You can access the complete 61-page ruling at this link.

Posted at 4:50 PM by Howard Bashman



“Supreme Court Hears Challenge to Voter ID Law; Indiana Law Requires Voters to Show Identification at Polls”: Robert Barnes of The Washington Post provides this news update.

Posted at 2:55 PM by Howard Bashman



“Campaign Cash Mirrors a High Court’s Rulings”: On October 1, 2006, The New York Times published this lengthy article by Adam Liptak and Janet Roberts about the Supreme Court of Ohio.

Among other things, the article reported on the efforts of intermediate Ohio state appellate court Judge William O’Neill to achieve election to a seat on Ohio’s highest court while refusing to accept campaign contributions. According to the article, “Judge O’Neill’s assertion that seats on the Supreme Court are for sale infuriates many in the legal establishment in Ohio, and in July 2004 the Disciplinary Counsel of the Ohio Supreme Court began an investigation into whether Judge O’Neill had violated judicial ethics by making similar statements in the last campaign.” The article went on to note that “For the time being, a federal judge has suspended the investigation on First Amendment grounds.”

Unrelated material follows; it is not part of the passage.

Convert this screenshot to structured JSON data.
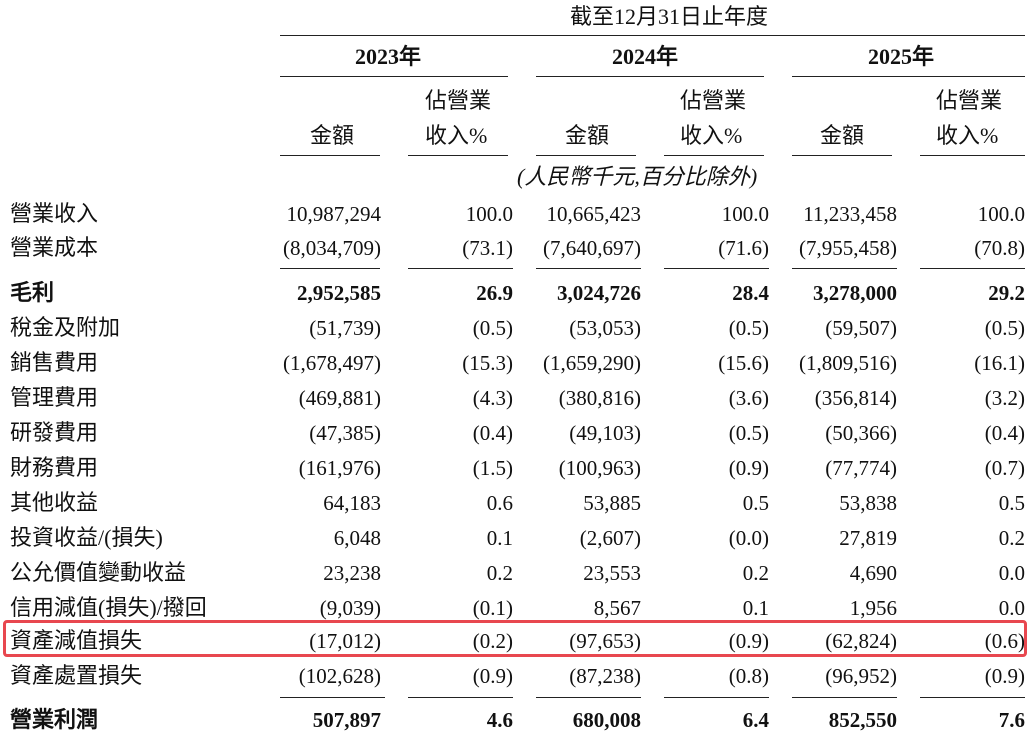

Today, the majority on a divided three-judge panel of the U.S. Court of Appeals for the Sixth Circuit held, in a decision you can access here, that a federal district court had erred in granting Judge O’Neill’s request to enjoin enforcement against him of three canons of the Ohio Code of Judicial Conduct. Instead, the federal district court should have abstained, today’s Sixth Circuit majority holds.

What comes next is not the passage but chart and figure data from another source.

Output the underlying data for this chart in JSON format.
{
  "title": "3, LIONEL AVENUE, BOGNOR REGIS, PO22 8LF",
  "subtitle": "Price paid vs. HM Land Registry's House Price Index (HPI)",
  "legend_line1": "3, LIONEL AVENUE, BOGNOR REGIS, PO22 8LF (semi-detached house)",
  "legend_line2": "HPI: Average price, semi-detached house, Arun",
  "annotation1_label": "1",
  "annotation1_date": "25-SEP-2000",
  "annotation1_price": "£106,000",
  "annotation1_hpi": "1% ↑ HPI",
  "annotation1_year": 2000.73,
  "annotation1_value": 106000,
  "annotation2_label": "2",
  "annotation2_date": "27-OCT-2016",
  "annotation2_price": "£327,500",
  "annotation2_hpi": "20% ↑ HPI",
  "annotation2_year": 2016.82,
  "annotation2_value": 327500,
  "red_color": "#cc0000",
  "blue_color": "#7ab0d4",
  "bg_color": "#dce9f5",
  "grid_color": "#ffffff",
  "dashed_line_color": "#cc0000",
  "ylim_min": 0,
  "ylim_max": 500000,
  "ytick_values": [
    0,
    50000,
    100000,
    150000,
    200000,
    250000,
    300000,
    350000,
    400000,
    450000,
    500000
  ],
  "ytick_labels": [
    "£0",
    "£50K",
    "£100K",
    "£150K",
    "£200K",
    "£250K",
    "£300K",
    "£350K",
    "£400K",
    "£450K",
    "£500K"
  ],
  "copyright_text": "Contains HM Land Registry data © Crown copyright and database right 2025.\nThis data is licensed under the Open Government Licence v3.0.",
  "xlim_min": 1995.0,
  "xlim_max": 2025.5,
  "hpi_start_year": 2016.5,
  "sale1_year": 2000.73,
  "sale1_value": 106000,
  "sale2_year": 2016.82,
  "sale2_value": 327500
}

Posted at 12:08 PM by Howard Bashman



“Not-so-natty neckwear raises judge’s hackles”: Today’s edition of The Milwaukee Journal Sentinel contains an article that begins, “Justice may be blind, but Milwaukee County Circuit Judge William Sosnay’s sense of courtroom fashion is not. In the courtroom of the pompadoured judge long known as a fastidious dresser, a sentencing hearing in a misdemeanor case was delayed for three hours Tuesday after a veteran prosecutor turned up for court wearing an ascot. A courthouse rule requires all lawyers to wear neckties, but prosecutor Warren Zier’s occasional choice of creative cravats drew the judge’s ire. Sosnay’s review found Zier’s red ascot – which matched the handkerchief in the breast pocket of Zier’s pinstriped gray suit – ‘borders on contemptuous,’ given the judge’s prior warnings that he only cottons to neck- and bow-ties.”

And The Associated Press provides a report headlined “Judge: Ascots Aren’t Same As Neckties.”

Posted at 11:42 AM by Howard Bashman



“Abortion Clinic Violence: Is ‘Pro-Life’ Murder An Oxymoron?” Sherry F. Colb has this essay online today at FindLaw.